Until recently, most people participated in learning events by going there physically. Learning meant attending courses, conferences, symposia and lectures in person. The fact that they were physically present counted as active participation though in practice only a few dared to ask questions or actively participate in discussions. Now, with increased opportunities to participate in various forms of learning online, things change. Passive participants can become very visible.
Research on participation in online learning, our own experience and data gathered through this project, suggests that some adult learners find value in engaging ‘passively’ in all sorts of learning situations. In the project we investigated participants reasons for ”lurking”. We tryed to find out what the incentive is for people’s (continued) participation without participating “actively”. We entered into discussions with our participants, using various methods, and asked them why they participate in all the webinars and virtual courses we are arranging for the institutions participating in the project.

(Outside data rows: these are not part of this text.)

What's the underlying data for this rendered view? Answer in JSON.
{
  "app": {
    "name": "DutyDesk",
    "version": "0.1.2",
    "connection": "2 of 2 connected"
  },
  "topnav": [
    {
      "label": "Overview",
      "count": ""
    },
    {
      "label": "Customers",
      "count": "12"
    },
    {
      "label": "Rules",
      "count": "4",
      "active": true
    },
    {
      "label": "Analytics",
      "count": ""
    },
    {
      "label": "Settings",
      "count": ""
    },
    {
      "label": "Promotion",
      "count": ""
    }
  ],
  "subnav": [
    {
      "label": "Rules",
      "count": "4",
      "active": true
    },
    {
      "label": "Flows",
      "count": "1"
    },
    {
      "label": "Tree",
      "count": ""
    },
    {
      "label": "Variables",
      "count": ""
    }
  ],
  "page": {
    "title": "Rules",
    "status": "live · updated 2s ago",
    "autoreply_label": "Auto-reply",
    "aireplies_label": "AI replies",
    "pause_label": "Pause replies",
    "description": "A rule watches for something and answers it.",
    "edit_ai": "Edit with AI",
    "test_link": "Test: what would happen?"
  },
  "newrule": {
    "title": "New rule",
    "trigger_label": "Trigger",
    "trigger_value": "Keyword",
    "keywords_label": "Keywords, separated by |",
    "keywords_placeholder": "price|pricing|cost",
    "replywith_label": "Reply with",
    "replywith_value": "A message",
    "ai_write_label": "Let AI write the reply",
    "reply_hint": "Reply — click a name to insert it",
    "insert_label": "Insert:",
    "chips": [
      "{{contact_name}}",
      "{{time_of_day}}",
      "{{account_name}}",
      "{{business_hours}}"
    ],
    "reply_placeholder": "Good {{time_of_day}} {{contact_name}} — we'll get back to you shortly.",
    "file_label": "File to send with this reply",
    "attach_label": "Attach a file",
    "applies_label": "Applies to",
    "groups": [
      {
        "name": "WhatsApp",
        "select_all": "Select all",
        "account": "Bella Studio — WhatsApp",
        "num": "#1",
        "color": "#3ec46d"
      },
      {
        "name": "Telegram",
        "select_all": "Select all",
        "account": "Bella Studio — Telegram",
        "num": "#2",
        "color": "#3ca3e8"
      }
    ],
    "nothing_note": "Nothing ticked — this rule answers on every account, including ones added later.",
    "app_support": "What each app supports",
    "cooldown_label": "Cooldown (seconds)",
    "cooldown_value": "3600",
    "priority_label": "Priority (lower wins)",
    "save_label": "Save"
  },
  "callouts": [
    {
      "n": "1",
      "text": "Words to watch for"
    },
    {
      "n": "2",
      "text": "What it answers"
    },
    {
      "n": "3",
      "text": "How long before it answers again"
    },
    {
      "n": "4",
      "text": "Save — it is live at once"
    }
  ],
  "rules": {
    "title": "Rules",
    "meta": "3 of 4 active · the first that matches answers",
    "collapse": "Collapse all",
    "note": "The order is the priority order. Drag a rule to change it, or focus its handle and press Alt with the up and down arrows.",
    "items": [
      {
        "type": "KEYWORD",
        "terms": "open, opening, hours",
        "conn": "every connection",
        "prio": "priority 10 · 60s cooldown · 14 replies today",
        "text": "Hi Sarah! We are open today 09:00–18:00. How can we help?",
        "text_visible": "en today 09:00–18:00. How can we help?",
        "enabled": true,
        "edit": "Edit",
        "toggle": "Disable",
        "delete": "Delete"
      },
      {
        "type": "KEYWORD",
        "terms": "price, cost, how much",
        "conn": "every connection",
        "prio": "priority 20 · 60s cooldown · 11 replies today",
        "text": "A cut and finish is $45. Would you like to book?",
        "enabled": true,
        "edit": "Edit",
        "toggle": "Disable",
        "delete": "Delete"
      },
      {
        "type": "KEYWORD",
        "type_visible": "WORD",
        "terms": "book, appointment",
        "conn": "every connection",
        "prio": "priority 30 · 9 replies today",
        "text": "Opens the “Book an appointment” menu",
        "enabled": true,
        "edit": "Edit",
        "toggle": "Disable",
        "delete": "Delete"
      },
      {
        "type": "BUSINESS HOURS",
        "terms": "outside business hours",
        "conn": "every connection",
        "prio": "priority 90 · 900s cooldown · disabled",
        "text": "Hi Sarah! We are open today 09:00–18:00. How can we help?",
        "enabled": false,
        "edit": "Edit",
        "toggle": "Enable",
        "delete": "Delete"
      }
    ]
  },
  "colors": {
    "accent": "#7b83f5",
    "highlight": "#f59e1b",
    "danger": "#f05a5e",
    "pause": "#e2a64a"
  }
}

We wanted to know if lurking actually is working.
Through questionnaires, interviews, webinars and conferences we came into dialogue with students, teachers and researchers investigating the engagement of both passive as well as active learners. Most of the findings met our expectations. However, we were surprised about the high number of different reasonable reasons given for participating passively in learning sessions. Some of the reasons named (many of which came at no surprise to us) are:
- They do not follow the learning activity closely, they do perhaps other things simultaneously(“multitasking”).
- They keep a close eye on the activity, but do not feel that they know enough to get involved in the discussion.
- They keep a close eye on the activity, but because of introverted personality traits they just listen and reflect, and possibly they follow up later
- They do not feel confident because the presentations are not in their mother tongue
However, another finding, which also is no big surprise but became very visible in our investigations, is that being passive seems to be an active choice. Passive learners are not always passive. Passive learners often actively decide to be passive. That is an interesting contradiction which gives the sentence in the project application high relevance:
“… rather than focus a significant effort on encouraging adult learners to participate in active forum use, the emphasis may need to be shifted to ensuring that appropriate/sufficient material is available to ‘passive engagers’…”
The planned tools have been developed and tested. What has become a small surprise is that the tools developed for activating the students and the response rate for answering the questionnaires etc., have had most success in relation to the active participants. This might seems obvious but we are a bit disappointed even if it has no significant influence on the findings in our project.
The project was expected to be made in three ”phases”:
- development of methods for identifying passive adult learners
- development of a method for analyzing the participant’s behavior
- development of tools for predicting passive learners.
However, we found that it was difficult to distinguish phase 1 from phase 2 so we decided to develop the two first phases simultaneously.
Towards the end of the project we decided to twist the focus of phase three from predicting the appearance of passive learners to developing ways of preparing for a diverse group of participants with diverse needs and thus predicting the need for more individualized or diverse learning resources that support silent learners.